The Guitar and Processing Part: 1

Due to its necessity for amplification the sound of the electric guitar is shaped and processed from the outset. Beyond the coloration provided by the amp itself, effects pedals or “stomp boxes” offer numerous ways to transform the signal or create artificial spaces and ambiences. With the advent of the home computing revolution and the democratisation of technology a new wave of sonic possibilities became available to guitarists.

Working with pedals offers a spontaneous, improvisatory approach music creation processing the guitar signal in real-time either via the use of effects pedals. Norwegian guitarist Stian Westerhus uses a wide range of pedals, particular distortion and delay units to create darkly beautiful sonic vistas. Here signal chain becomes vitally important as each pedal can colour another depending on it’s position in sequence. Along with the amp they become as much an instrument as the guitar itself.

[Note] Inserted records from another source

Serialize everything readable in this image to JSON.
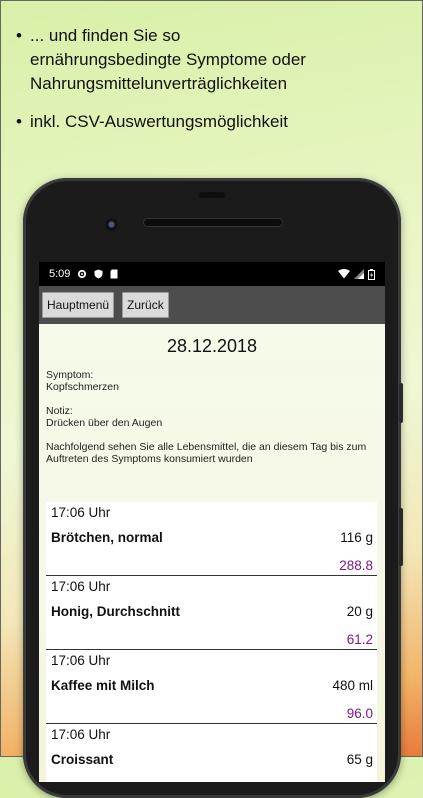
{
  "promo": {
    "bullets": [
      {
        "dot": "•",
        "text": "... und finden Sie so\nernährungsbedingte Symptome oder\nNahrungsmittelunverträglichkeiten"
      },
      {
        "dot": "•",
        "text": "inkl. CSV-Auswertungsmöglichkeit"
      }
    ]
  },
  "status": {
    "time": "5:09"
  },
  "toolbar": {
    "main_menu_label": "Hauptmenü",
    "back_label": "Zurück"
  },
  "entry": {
    "date": "28.12.2018",
    "symptom_label": "Symptom:",
    "symptom_value": "Kopfschmerzen",
    "note_label": "Notiz:",
    "note_value": "Drücken über den Augen",
    "info": "Nachfolgend sehen Sie alle Lebensmittel, die an diesem Tag bis zum Auftreten des Symptoms konsumiert wurden"
  },
  "foods": [
    {
      "time": "17:06 Uhr",
      "name": "Brötchen, normal",
      "amount": "116 g",
      "kcal": "288.8"
    },
    {
      "time": "17:06 Uhr",
      "name": "Honig, Durchschnitt",
      "amount": "20 g",
      "kcal": "61.2"
    },
    {
      "time": "17:06 Uhr",
      "name": "Kaffee mit Milch",
      "amount": "480 ml",
      "kcal": "96.0"
    },
    {
      "time": "17:06 Uhr",
      "name": "Croissant",
      "amount": "65 g",
      "kcal": ""
    }
  ],
  "icons": [
    "gear-icon",
    "shield-icon",
    "sd-card-icon",
    "wifi-icon",
    "signal-icon",
    "battery-icon"
  ],
  "colors": {
    "toolbar": "#4d4d4d",
    "kcal": "#7a1a8a",
    "statusbar": "#000000"
  }
}
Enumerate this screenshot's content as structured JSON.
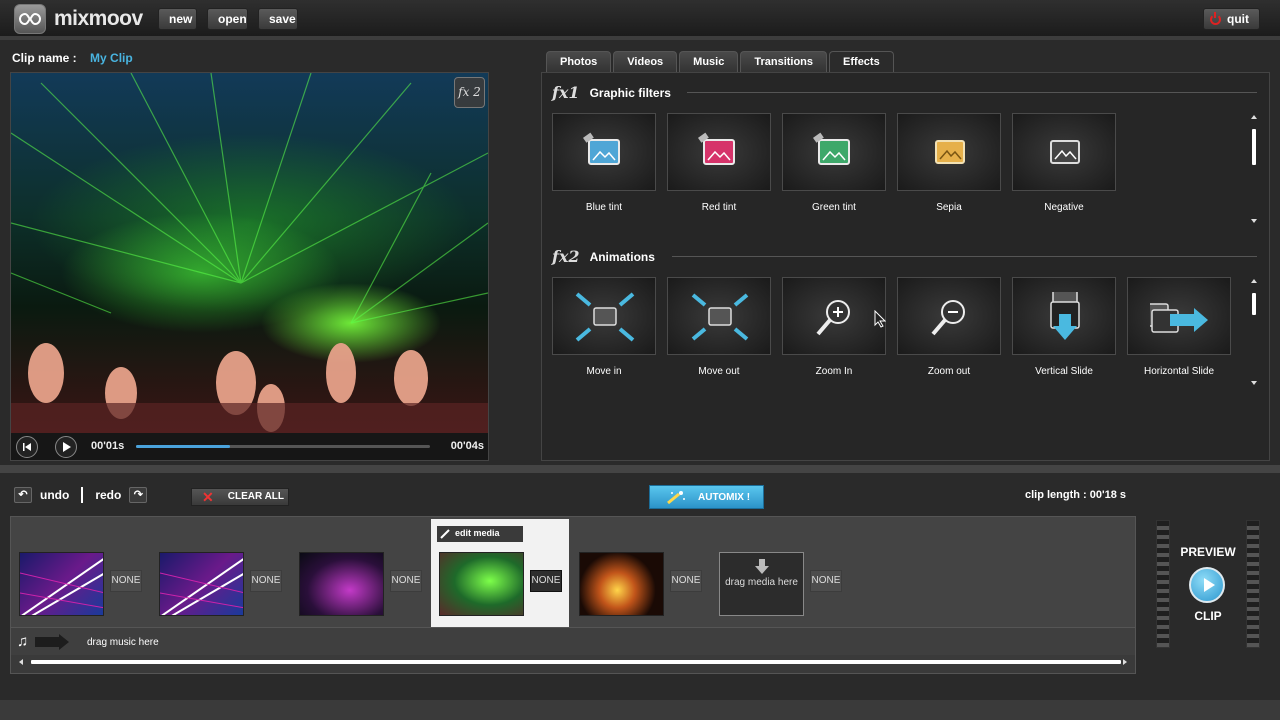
{
  "app": {
    "logo_text": "mixmoov"
  },
  "toolbar": {
    "new_label": "new",
    "open_label": "open",
    "save_label": "save",
    "quit_label": "quit"
  },
  "clip": {
    "name_label": "Clip name  :",
    "name_value": "My Clip"
  },
  "player": {
    "badge": "fx 2",
    "current_time": "00'01s",
    "total_time": "00'04s",
    "progress": 0.32
  },
  "tabs": [
    {
      "label": "Photos",
      "active": false
    },
    {
      "label": "Videos",
      "active": false
    },
    {
      "label": "Music",
      "active": false
    },
    {
      "label": "Transitions",
      "active": false
    },
    {
      "label": "Effects",
      "active": true
    }
  ],
  "effects": {
    "graphic": {
      "mark": "fx1",
      "title": "Graphic filters",
      "items": [
        {
          "label": "Blue tint",
          "icon": "blue-tint-icon",
          "color": "#4fa6d6"
        },
        {
          "label": "Red tint",
          "icon": "red-tint-icon",
          "color": "#d6336a"
        },
        {
          "label": "Green tint",
          "icon": "green-tint-icon",
          "color": "#3ea86a"
        },
        {
          "label": "Sepia",
          "icon": "sepia-icon",
          "color": "#e6b04a"
        },
        {
          "label": "Negative",
          "icon": "negative-icon",
          "color": "#cfcfcf"
        }
      ]
    },
    "animations": {
      "mark": "fx2",
      "title": "Animations",
      "items": [
        {
          "label": "Move in",
          "icon": "move-in-icon"
        },
        {
          "label": "Move out",
          "icon": "move-out-icon"
        },
        {
          "label": "Zoom In",
          "icon": "zoom-in-icon"
        },
        {
          "label": "Zoom out",
          "icon": "zoom-out-icon"
        },
        {
          "label": "Vertical Slide",
          "icon": "vertical-slide-icon"
        },
        {
          "label": "Horizontal Slide",
          "icon": "horizontal-slide-icon"
        }
      ]
    }
  },
  "timeline_toolbar": {
    "undo_label": "undo",
    "redo_label": "redo",
    "clear_all_label": "CLEAR ALL",
    "automix_label": "AUTOMIX !",
    "clip_length": "clip length : 00'18 s"
  },
  "timeline": {
    "transition_label": "NONE",
    "edit_media_label": "edit media",
    "drop_label": "drag media here",
    "music_label": "drag music here"
  },
  "preview": {
    "top_label": "PREVIEW",
    "bottom_label": "CLIP"
  },
  "colors": {
    "accent": "#49b4e0",
    "automix": "#3aaee0",
    "quit_power": "#dd2222"
  }
}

Within this digital domain a number of artists make use of the textural possibilities of the electric guitar, sampling raw sounds of the instrument before applying a number of audio manipulation techniques such as granulation or spectral processing. Many of these processes are non-realtime requiring a different compositional workflow. Software environment Max MSP has frequently been a tool of choice, allowing composers to tailor-build audio processing tools unique to their individual needs and stylistic tastes. Christopher Willits uses a combination of Ableton and custom Max patches to build rhythmically shifting patterns from sampled chords and single note lines, a process he describes as “Folding”.

Contrastingly, Touch recording artist Christian Fennesz largely eschews rhythmic elements, utilising Max to create shifting ambient noise-scales constructed from electric and acoustic guitars, often augmenting them with field recordings. He frequently uses Lloopp, a free, pre-written suite of Max patches for sound transformation created with live improvisation in mind.

Max 7 Harmonizer Patch

This patch came about through adopting a more bespoke approach to audio processing in an effort to further develop an individual instrumental and compositional voice. Coded in Max 7, the patch uses the gizmo~ object inside an FFT sub-patch to analyse peaks within given FFT bins before moving them along the frequency axis, shifting the sound up or down in pitch. Max 7 makes pitch shifting even easier with the inclusion of separate specific pitch shift objects without the need for a pfft~ shell however I still prefer to use pfft~ sub patches as they allow individual control over the FFT bin resolution.

GTR Harmonizer Patch wBorder

The patch also includes volume envelope control based amplitude threshold detection of the incoming audio signal and four individual delay lines (not shown in the patcher pic) routed to the two stereo output channels in pairs. In addition this post also marks a move towards recording video to document specific elements of the EP project.